Information
- League: American Association
- Location: Rochester, New York
- Ballpark: Culver Field
- Founded: 1889
- Folded: 1891
- Former leagues: Minor league: Eastern Association (1891); International Association (1889);
- President: Henry Brinker
- Manager: Patrick T. Powers

= Rochester Broncos =

Baseball team

The Rochester Broncos were a short-lived baseball team in the American Association, playing only one season, in 1890. They finished fifth in the league with a record of 63–63. Their home games were played at Culver Field.

Rochester was one of three clubs (the other two being Syracuse and Toledo) who played in the International Association in 1889 and were brought in to replace Brooklyn and Cincinnati (which defected to the National League), Baltimore (which left for the Atlantic Association), and Kansas City (which ended up in the Western Association). In the IA, they had played as the Rochester Jingoes.
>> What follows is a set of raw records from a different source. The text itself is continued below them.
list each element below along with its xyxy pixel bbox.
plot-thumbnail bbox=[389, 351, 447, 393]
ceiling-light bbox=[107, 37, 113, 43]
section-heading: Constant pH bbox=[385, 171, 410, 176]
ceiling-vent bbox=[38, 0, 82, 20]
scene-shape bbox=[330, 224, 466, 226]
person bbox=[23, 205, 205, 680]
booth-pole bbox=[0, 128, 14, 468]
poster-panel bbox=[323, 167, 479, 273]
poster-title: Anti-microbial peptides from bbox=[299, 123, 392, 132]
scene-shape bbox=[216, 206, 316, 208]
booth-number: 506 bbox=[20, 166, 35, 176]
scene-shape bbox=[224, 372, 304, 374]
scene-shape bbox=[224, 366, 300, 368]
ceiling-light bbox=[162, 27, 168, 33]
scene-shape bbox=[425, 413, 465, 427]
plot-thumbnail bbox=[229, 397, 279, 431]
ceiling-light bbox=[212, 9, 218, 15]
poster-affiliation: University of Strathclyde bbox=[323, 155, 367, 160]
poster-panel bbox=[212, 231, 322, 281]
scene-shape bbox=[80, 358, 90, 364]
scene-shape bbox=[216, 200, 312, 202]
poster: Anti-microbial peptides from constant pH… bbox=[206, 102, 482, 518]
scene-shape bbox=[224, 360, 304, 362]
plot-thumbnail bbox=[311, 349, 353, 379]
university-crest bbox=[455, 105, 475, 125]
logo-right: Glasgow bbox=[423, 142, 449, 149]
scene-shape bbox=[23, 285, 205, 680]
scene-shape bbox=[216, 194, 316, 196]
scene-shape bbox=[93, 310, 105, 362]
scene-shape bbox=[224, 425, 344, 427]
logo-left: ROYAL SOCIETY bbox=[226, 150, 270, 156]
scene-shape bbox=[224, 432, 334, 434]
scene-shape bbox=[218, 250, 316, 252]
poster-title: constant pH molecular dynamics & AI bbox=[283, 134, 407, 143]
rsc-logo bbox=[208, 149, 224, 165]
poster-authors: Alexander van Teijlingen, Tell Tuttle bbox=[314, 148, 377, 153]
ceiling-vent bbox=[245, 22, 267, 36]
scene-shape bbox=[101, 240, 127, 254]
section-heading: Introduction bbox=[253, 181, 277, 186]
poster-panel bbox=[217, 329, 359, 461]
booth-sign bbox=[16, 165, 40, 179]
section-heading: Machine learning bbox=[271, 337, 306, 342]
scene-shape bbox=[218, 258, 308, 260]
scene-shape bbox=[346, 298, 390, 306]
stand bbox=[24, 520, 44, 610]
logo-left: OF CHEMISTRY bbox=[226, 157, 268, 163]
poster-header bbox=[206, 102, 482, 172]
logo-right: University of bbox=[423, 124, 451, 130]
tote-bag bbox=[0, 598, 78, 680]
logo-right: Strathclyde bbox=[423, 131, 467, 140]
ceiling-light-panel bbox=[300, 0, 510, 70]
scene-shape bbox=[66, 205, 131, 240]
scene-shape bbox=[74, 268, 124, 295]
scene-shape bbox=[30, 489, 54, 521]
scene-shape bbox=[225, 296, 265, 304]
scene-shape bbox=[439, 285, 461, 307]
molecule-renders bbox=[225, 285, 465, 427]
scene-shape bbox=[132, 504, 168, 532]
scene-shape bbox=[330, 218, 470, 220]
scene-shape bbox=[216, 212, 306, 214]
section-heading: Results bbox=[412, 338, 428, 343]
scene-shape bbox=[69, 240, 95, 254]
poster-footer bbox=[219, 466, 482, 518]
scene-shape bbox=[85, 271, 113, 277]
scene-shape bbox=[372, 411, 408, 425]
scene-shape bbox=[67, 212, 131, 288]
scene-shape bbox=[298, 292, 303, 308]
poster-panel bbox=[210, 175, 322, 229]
The Broncos were managed by Pat Powers, who later managed the New York Giants in 1892. Their leading hitter was center fielder Sandy Griffin, who batted .307 in 107 games. Bob Barr (28–24, 3.25) and Will Calihan (18–15, 3.28) were their best pitchers. Ledell Titcomb threw a no-hitter on September 15.

The struggling American Association simply could not afford another season with its Little Three of Rochester, Syracuse, and Toledo. Therefore, team president Henry Brinker-who owned a brewery and a railroad-decided to accept a share of a $24,000 buyout to leave the AA.

In 1891, the Broncos played in the Eastern Association as the Rochester Hop Bitters.